Alors, ce serait fini de sa royauté. De sa royauté illusoire, de sa royauté de paresse, de plaisir, de romances et de politique. Tout le monde se paierait sa tête : non point ces Parisiens seulement, mais tout le monde ! Il ne ferait plus le malin, il ne serait plus le Monarque. Son unique espoir, à cette heure, lui vint de ce qu’il jugeait les autres d’après lui-même : quand on a dit, n’est-ce pas : « Je ferai ça dans trois mois », on ne le fait jamais, on n’y pense plus. On ne fait que les choses qu’on fait tout de suite. Il était si fatigué d’être malheureux qu’il se cramponna comme un noyé à ce raisonnement. Dans ces jours suprêmes, il retrouva presque tout son calme, toute sa gaieté ; il dormit ! Et à l’avènement du premier jour du quatrième mois, en s’éveillant, le matin, il dit bonjour au soleil. Il n’était pas là, hein ! il n’était pas là, le Malavial, lieutenant de vaisseau ? Donc il ne viendrait pas. C’était fini de ce cauchemar ! Et même, allons plus loin, mettons les choses au pis, supposons qu’il arrive demain. Est-ce qu’il ne pourrait pas lui répondre : « J’ai promis pour cette date, non pour une autre. » Évidemment, comme excuse, ce n’était pas brillant. Mais, tout de même, tout de même…

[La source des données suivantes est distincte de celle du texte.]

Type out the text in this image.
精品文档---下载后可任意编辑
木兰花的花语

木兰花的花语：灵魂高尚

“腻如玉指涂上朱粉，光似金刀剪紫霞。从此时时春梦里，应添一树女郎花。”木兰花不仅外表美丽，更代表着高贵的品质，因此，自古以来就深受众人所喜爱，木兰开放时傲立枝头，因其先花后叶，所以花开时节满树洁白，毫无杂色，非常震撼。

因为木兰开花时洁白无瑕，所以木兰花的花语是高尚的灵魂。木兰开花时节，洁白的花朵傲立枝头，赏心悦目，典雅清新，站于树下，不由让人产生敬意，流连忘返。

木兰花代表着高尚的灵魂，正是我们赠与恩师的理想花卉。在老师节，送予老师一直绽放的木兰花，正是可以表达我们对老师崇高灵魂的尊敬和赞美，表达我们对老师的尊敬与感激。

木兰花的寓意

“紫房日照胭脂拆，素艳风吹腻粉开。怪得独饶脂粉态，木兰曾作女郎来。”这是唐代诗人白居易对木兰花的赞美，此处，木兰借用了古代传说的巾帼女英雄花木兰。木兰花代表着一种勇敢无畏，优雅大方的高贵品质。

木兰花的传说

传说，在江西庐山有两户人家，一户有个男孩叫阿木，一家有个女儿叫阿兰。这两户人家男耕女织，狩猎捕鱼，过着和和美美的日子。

A une heure de l’après-midi, il distingua une automobile, au bas de Massane, où est la fontaine d’Estelle et Némorin. Elle s’arrêta au carrefour, comme pour assurer sa route, et puis, se décidant, commença de gravir la côte. Et le Monarque sentit sa chemise lui plaquer sur le dos. Il avait la sueur froide. C’étaient eux : il fut, du coup, par un pressentiment certain, sûr que c’étaient eux. La trompe de l’automobile meugla. Ayant vu jouer Hernani à Nîmes, il se rappela le cor de Ruy Gomez : ses bourreaux s’annonçaient. Mais cette réminiscence lui donna du courage. Il appartenait à une vieille race, dont la bravoure a besoin de littérature. Et, tout de suite, sa résolution fut prise : avant tout, il ne fallait pas que l’Espélunque sût qu’il s’était engagé dans un défi qu’il allait perdre. Il descendit donc au-devant de l’automobile, froidement, l’air d’être ailleurs, comme un homme qui se promène. C’étaient bien eux ! Il reconnut les casquettes des chauffeurs et le petit homme sec, mince, décoré. Impavide, il tint le milieu de la route.
— Dites donc, vous ! dit celui qui tenait le volant, en bloquant son frein.